8-) Zincirleme suç için gereken 'aynı suçun değişik zamanlarda aynı kişiye karşı birden fazla kez işlenmesi şartı' oluşmamıştır. Aynı mağdura karşı işlenmiş ayrı suçlar değil ortada faillerin iştiraken işlediği tek bir suç vardır. Mağdurun vücudu üzerinde işlenen cinsel saldırı veya istismar suçunda fail sayısının birden çok olması kanunda nitelikli hal olarak kabul edilmiştir. İştirak sorumluluğu gereğince her bir fail işlediği fiilin cezasını almaktadır. Faillerin suça iştirak ederek suçun işlenmesini kolaylaştırması kanun tarafından dikkate alınmıştır. Ayrıca zincirleme suçun da oluştuğunu kabule götürecek hiç bir hukuki gerekçe yoktur.
9-) Kanun, tutarlı ve bütünlük içinde yorumlanıp uygulanmalı, mantıki iç yapısına aykırı uygulamalar yapılmamalıdır. Cinsel saldırı veya cinsel istismar suçlarında da TCK'nun genel mantığı ve bütünlüğü korunmalıdır. Özellikli bir hususiyet gerektirmedikçe diğer suç tiplerinde genel hükümlerin uygulanması esasından ayrılarak fail aleyhine uygulamalar geliştirilmemelidir. Birden çok kişi birlikte bir kimseyi yaralar veya öldürürse failin her biri suça katkısına göre yaralama suçundan veya öldürmeden cezalandırılmaktadır. Bu halde ne birden çok kişinin suça iştiraki ne de faillerin her birinin diğerinin fiiline iştirakinden dolayı zincirleme suç uygulanmamaktadır. Yaralama, öldürme, işkence, yağma gibi suçlarda yorumla birden fazla kişinin birbirinin fiiline iştiraki zincirleme suç hükümlerinin uygulanmasını gerektirmemektedir. Birden çok kişinin birlikte suçu işlemesi kimi suçlarda (TCK'nun 106/2-c, 109/3-b, 119/1-c, 149/1-c, 188/5, gibi) nitelikli hal olarak kanunda düzenlenmişse de bu suçların hiç birinde birlikte suçu işleyen faillerin suçları ayrı suç sayılarak zincirleme suç hükümleri uygulanmamaktadır. Benzer başka hiç bir suçta uygulanmayan zincirleme suçun yorumla birden fazla kişinin birlikte işlediği cinsel suçlarda müstakar içtihat haline getirilmesi hukuken tutarlı ve mantıklı değildir.

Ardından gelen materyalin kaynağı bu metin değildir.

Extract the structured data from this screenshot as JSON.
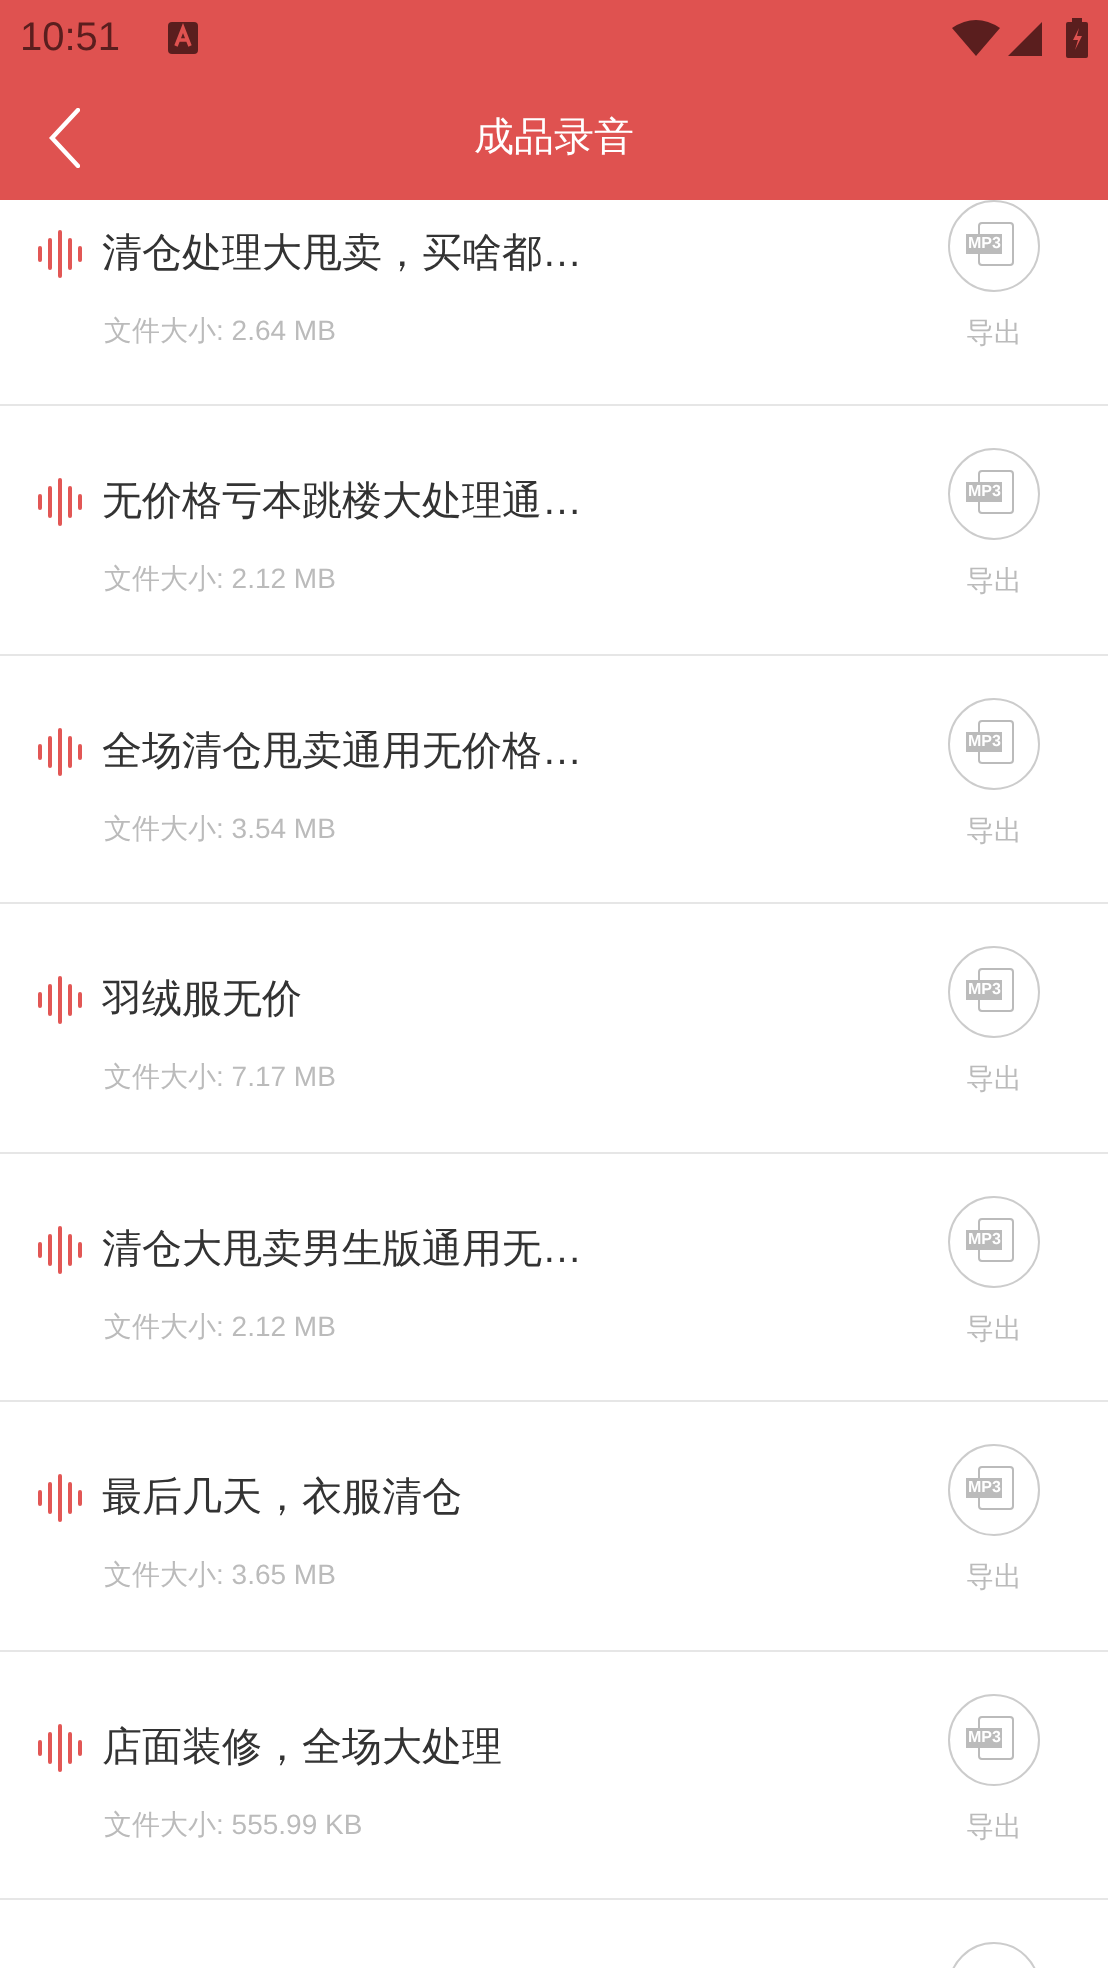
{
  "status_bar": {
    "time": "10:51"
  },
  "header": {
    "title": "成品录音"
  },
  "recordings": [
    {
      "title": "清仓处理大甩卖，买啥都…",
      "size": "文件大小: 2.64 MB",
      "icon_text": "MP3",
      "action": "导出"
    },
    {
      "title": "无价格亏本跳楼大处理通…",
      "size": "文件大小: 2.12 MB",
      "icon_text": "MP3",
      "action": "导出"
    },
    {
      "title": "全场清仓甩卖通用无价格…",
      "size": "文件大小: 3.54 MB",
      "icon_text": "MP3",
      "action": "导出"
    },
    {
      "title": "羽绒服无价",
      "size": "文件大小: 7.17 MB",
      "icon_text": "MP3",
      "action": "导出"
    },
    {
      "title": "清仓大甩卖男生版通用无…",
      "size": "文件大小: 2.12 MB",
      "icon_text": "MP3",
      "action": "导出"
    },
    {
      "title": "最后几天，衣服清仓",
      "size": "文件大小: 3.65 MB",
      "icon_text": "MP3",
      "action": "导出"
    },
    {
      "title": "店面装修，全场大处理",
      "size": "文件大小: 555.99 KB",
      "icon_text": "MP3",
      "action": "导出"
    }
  ]
}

II-) Çifte Cezalandırma Yasağına Aykırılık;
Birlikte cinsel saldırı veya cinsel istismar suçunu işleyen faillerin her biri hakkında TCK'nun 102/3-d veya 103/3-a fıkrasının uygulandığı halde bir de TCK'nun 43/1. fıkrasına göre zincirleme suç hükümlerinin uygulanıp cezalandırılması çifte (mükerrer) cezalandırmaya yol açmaktadır. Kanun birden fazla kişinin birlikte suç işlemesini 102/3-d veya 103/3-a fıkrasında nitelikli hal kabul etmektedir. Suçun temel cezası birden fazla kişi birlikte suç işlemişse yarı oranında artırılmaktadır. Bu düzenlemeye ilaveten yorumla zincirleme suçtan en az 1/4 ve en fazla 3/4 oranında cezada artırım yapmayı gerektiren uygulama tek fiilin birden çok cezalandırılmasına yol açmaktadır. Kanunda açık bir kural olarak düzenlenmiş aynı konu ikinci kez failin aleyhine bir de zincirleme suç sayılarak cezada artırım sebebi oluşturamaz. Bu nedenlerle sayın çoğunluğun görüşlerine iştirak etmiyorum.